Veteran Italian journalist Enzo Biagi died yesterday aged 87 in a Milan hospital after years suffering heart problems.
The journalist and prolific author who stood out for his straightforward style and irreverent questions was a bastion of journalistic freedom in a country where journalism is often convoluted and closely intertwined with politics.
For years, Biagi’s white hair, thick-framed eyeglasses and calm voice were a staple on Italian state TV during Italians’ dinner hour as he offered his commentary on the top stories of the day on his short daily programme Il Fatto.
The same programme ended abruptly in 2002 after then Premier Silvio Berlusconi – himself the owner of a media empire in competition with state television channels – alleged that Biagi and two other prominent journalists were making “criminal use” of publicly funded RAI television to push a left-leaning agenda. He was then reinstated under Prodi’s government.
Biagi’s career started under the last years of Benito Mussolini’s rule, spanning over sixty years alternating TV work with writing best-selling books and articles for Rome daily La Repubblica, news weekly Panorama, Milan daily Corriere della Sera and Turin-based La Stampa.
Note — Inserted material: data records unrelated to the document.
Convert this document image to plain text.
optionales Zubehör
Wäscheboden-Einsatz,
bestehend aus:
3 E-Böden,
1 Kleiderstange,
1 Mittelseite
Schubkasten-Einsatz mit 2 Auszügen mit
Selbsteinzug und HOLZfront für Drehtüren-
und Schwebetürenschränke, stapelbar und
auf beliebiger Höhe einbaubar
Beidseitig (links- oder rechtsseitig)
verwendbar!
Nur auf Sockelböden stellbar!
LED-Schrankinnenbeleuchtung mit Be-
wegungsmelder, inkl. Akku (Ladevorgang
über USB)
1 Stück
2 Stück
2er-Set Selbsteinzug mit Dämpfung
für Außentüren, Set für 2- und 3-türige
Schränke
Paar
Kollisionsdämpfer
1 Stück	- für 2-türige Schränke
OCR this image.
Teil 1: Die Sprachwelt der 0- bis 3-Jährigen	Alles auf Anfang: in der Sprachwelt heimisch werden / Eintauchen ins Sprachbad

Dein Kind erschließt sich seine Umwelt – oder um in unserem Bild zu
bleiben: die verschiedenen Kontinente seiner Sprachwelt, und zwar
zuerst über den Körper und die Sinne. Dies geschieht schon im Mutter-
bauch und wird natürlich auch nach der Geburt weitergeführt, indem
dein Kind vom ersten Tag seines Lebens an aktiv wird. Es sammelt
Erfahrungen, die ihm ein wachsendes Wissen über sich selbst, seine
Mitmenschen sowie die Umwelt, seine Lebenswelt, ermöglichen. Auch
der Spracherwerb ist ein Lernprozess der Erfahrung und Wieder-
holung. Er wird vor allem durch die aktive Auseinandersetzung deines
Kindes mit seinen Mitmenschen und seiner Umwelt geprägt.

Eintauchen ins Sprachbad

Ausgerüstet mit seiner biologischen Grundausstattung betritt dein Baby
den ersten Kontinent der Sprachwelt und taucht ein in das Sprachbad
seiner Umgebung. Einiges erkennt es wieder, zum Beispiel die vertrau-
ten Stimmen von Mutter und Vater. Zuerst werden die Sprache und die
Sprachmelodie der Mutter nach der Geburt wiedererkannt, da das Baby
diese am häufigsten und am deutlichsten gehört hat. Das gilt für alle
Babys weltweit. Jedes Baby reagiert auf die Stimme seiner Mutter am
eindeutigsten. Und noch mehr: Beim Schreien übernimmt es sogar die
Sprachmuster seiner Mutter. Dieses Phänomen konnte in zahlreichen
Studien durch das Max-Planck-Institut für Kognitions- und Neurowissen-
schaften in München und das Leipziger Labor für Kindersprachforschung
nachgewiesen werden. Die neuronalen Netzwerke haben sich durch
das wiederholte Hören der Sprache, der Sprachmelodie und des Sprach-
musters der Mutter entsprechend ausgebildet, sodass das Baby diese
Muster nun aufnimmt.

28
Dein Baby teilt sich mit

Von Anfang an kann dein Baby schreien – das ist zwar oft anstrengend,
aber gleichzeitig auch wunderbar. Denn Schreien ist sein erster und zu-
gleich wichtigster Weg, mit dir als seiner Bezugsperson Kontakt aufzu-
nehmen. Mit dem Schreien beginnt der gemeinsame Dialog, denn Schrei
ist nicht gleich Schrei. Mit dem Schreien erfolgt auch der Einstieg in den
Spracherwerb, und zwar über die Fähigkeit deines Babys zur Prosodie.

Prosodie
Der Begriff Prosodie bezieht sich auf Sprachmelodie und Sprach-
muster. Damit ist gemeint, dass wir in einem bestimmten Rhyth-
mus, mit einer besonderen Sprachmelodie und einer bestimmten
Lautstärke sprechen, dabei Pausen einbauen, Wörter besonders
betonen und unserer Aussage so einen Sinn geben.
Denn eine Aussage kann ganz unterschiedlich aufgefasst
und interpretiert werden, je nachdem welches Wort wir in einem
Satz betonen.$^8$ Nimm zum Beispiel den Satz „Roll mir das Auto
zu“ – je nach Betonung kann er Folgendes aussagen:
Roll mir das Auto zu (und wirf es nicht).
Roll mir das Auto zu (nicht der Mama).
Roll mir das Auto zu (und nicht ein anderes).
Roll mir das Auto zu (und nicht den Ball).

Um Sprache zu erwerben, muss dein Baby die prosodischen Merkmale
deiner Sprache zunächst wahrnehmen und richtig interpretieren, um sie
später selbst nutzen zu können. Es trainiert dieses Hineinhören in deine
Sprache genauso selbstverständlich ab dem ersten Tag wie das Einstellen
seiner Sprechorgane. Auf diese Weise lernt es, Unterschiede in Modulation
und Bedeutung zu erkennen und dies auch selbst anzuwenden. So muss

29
Born in Lizzano in Belvedere, an Apennine town near Bologna in 1920, Biagi started working as a reporter when he was 18 for Bologna daily Resto del Carlino. Several years later, he covered the Allied forces’ liberation of Italy.
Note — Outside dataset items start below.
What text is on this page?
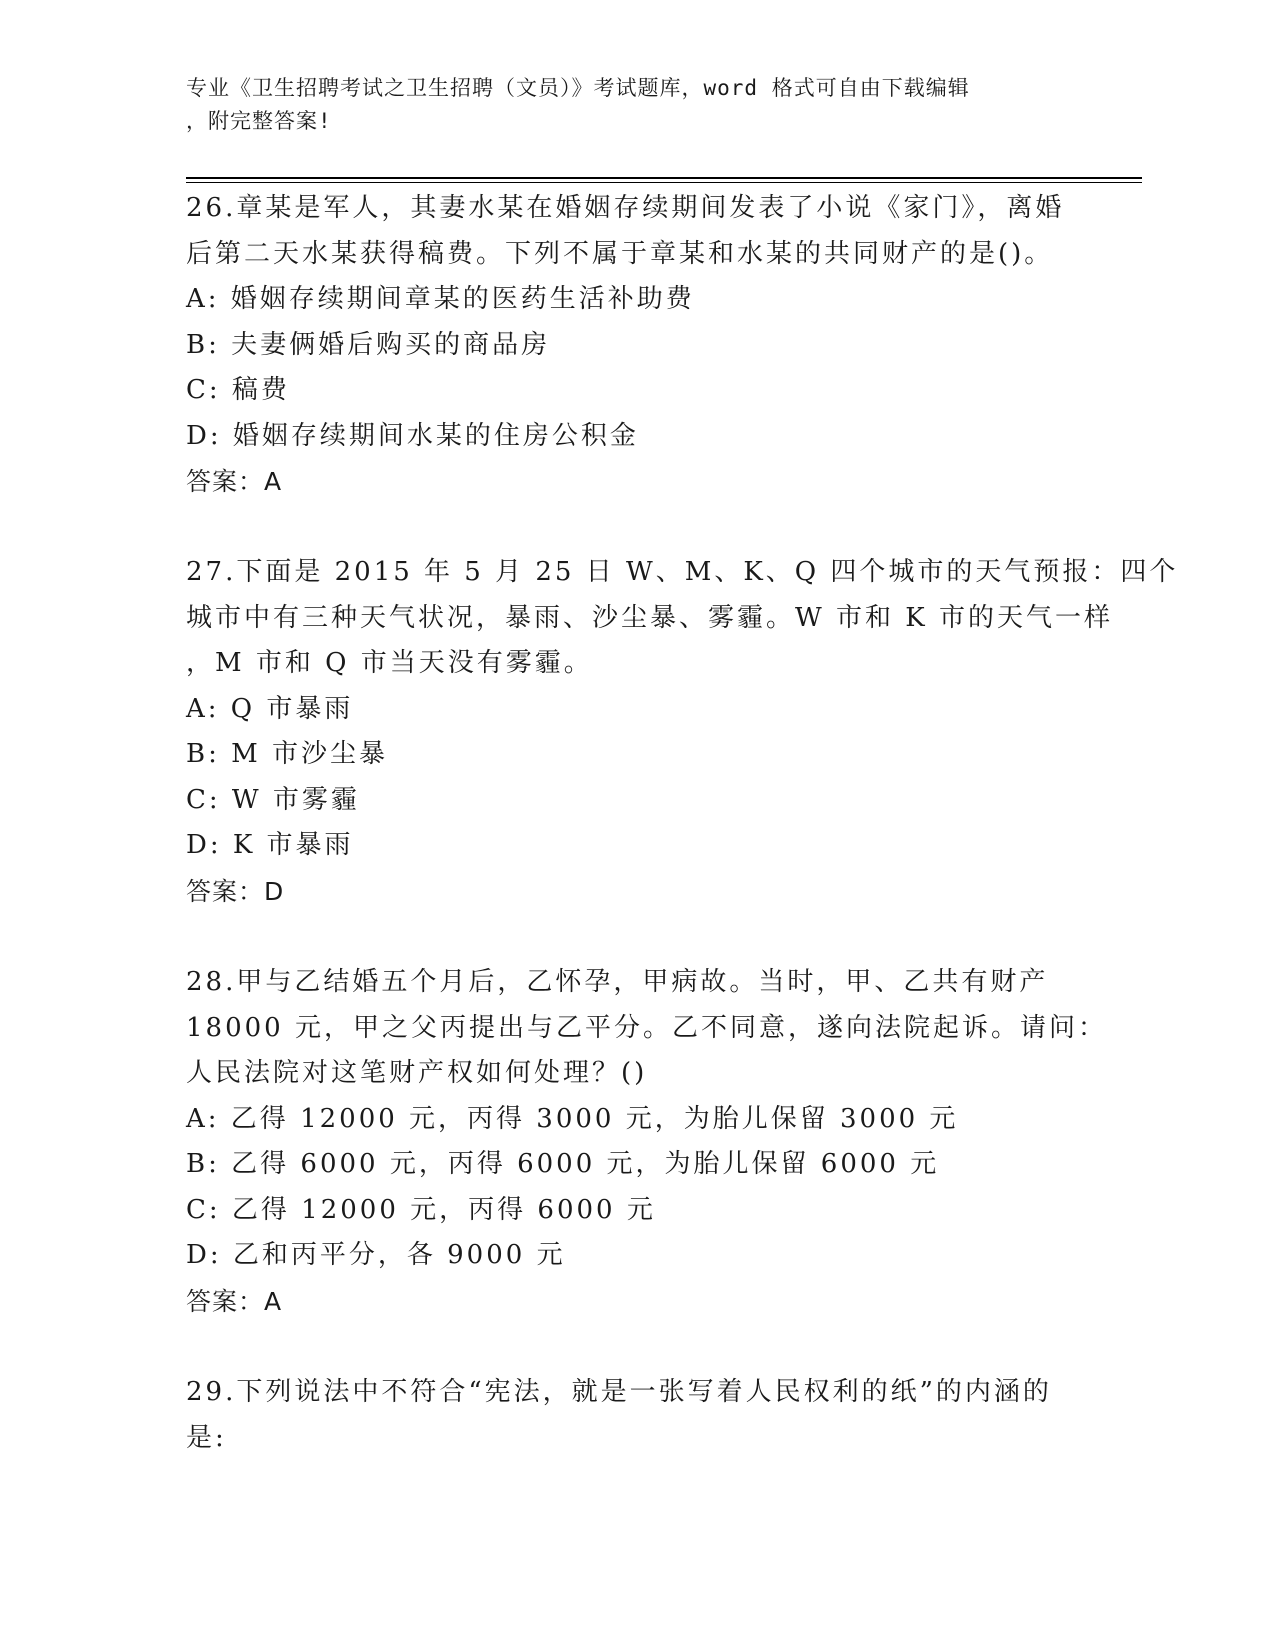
专业《卫生招聘考试之卫生招聘（文员）》考试题库，word 格式可自由下载编辑
，附完整答案!
26.章某是军人，其妻水某在婚姻存续期间发表了小说《家门》，离婚
后第二天水某获得稿费。下列不属于章某和水某的共同财产的是()。
A: 婚姻存续期间章某的医药生活补助费
B: 夫妻俩婚后购买的商品房
C: 稿费
D: 婚姻存续期间水某的住房公积金
答案：A
27.下面是 2015 年 5 月 25 日 W、M、K、Q 四个城市的天气预报：四个
城市中有三种天气状况，暴雨、沙尘暴、雾霾。W 市和 K 市的天气一样
，M 市和 Q 市当天没有雾霾。
A: Q 市暴雨
B: M 市沙尘暴
C: W 市雾霾
D: K 市暴雨
答案：D
28.甲与乙结婚五个月后，乙怀孕，甲病故。当时，甲、乙共有财产
18000 元，甲之父丙提出与乙平分。乙不同意，遂向法院起诉。请问：
人民法院对这笔财产权如何处理？()
A: 乙得 12000 元，丙得 3000 元，为胎儿保留 3000 元
B: 乙得 6000 元，丙得 6000 元，为胎儿保留 6000 元
C: 乙得 12000 元，丙得 6000 元
D: 乙和丙平分，各 9000 元
答案：A
29.下列说法中不符合“宪法，就是一张写着人民权利的纸”的内涵的
是:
From 1952 to 1960 Biagi was based in Milan, directing the news weekly Epoca. He also started working in television, becoming news director of state TV’s newscast and began a talk show called “Dicono di lei” (They’re talking about you).
Bice Biagi, one of two daughters who had been at his bedside for days at the hospital, told reporters her father was sleeping peacefully when he passed away yesterday.
“He left us an extraordinary lesson in journalism,” Stefano Folli, an editorialist for Il Sole-24 Ore daily said on Sky TG24 TV. Biagi was “a great witness to history, to events” who “spoke an extraordinarily simple language,” Folli said.
With Biagi’s death, “a great voice of freedom” vanishes, said Italian President Giorgio Napolitano.
Biagi was known for his boundless energy, working until his last days.
“He used to tell me: ‘If there’s some assignment that some lazy journalist doesn’t want, call me and I’ll go,’” Corriere della Sera editor Paolo Mieli told the Italian news agency Apcom.
Among his more notable interviews was one in 1986 with Libyan leader Moammar Gadhafi outside a tent in that north African country a few hours before U.S. bombers attacked Tripoli.
He was known for irreverent questioning.
While interviewing a priest in the Amazon forest, his first question was: “Do you ever miss women?”
Biagi’s funeral was scheduled to be held Thursday in his native town.